Skip to content

Automatic Streaming for Large Web Pages

Webdown includes built-in support for handling large web pages through an automatic streaming mechanism. This guide explains how streaming works and when it's activated.

Understanding Streaming Mode

For most web pages, Webdown downloads the entire HTML content at once before processing it.

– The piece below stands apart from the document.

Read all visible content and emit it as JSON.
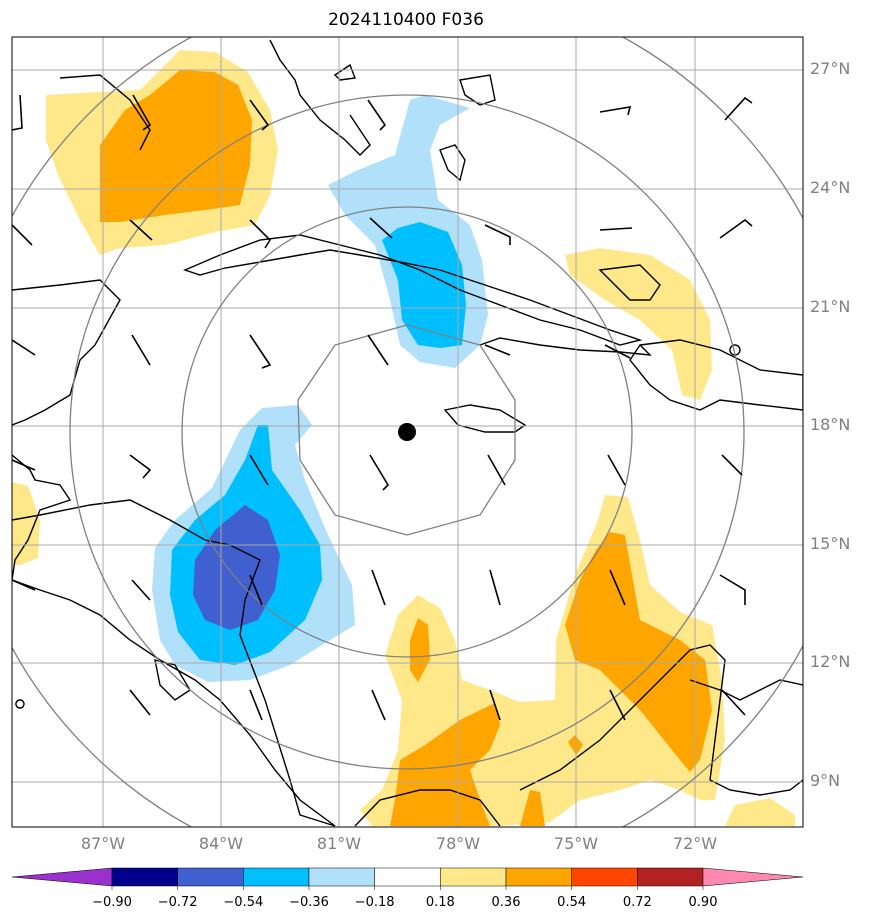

However, for very large web pages, this approach could use excessive memory and potentially cause issues on systems with limited resources.

To address this, Webdown automatically switches to a streaming mode when handling large web pages.

The 10MB Threshold

Webdown uses a fixed 10MB threshold to determine when to activate streaming mode:

  1. When requesting a web page, Webdown first checks its size
  2. If the page size is less than 10MB, the entire page is downloaded at once
  3. If the page size is 10MB or larger, streaming mode is activated

How Streaming Works

When streaming mode is activated:

  1. Webdown downloads the page in chunks rather than all at once
  2. Each chunk is processed as it's received
  3. Progress is reported based on the amount of data downloaded
  4. Memory usage remains controlled even for extremely large pages

The streaming implementation uses Python's requests library with stream=True and processes the response in iterations.

Progress Reporting in Streaming Mode

When streaming large pages, you'll notice the progress bar behaves slightly differently:

  • For regular downloads, the progress bar shows both the download and processing phases
  • In streaming mode, the progress bar primarily reflects the download progress

Example terminal output for a streaming download:

Downloading and processing https://example.com/largepage
[████████████████████] 100% | 15.8 MB | 00:04 remaining
Converting to Markdown... Done!

Technical Implementation

The streaming functionality is implemented through these key components:

  1. Size checking: Before downloading, Webdown sends a HEAD request to determine the content size
  2. Threshold decision: Based on the 10MB threshold, Webdown decides whether to stream
  3. Chunked download: For streaming, content is downloaded in reasonable chunks (8KB by default)
  4. Incremental processing: Each chunk is decoded and added to the processing buffer

This implementation balances memory efficiency with processing speed.

Common Questions

Why is 10MB the fixed threshold?

The 10MB threshold was chosen based on: - Testing with a wide range of web pages - Balancing memory usage and performance - Ensuring compatibility with most systems

This threshold works well for the vast majority of web pages while protecting against memory issues with extremely large pages.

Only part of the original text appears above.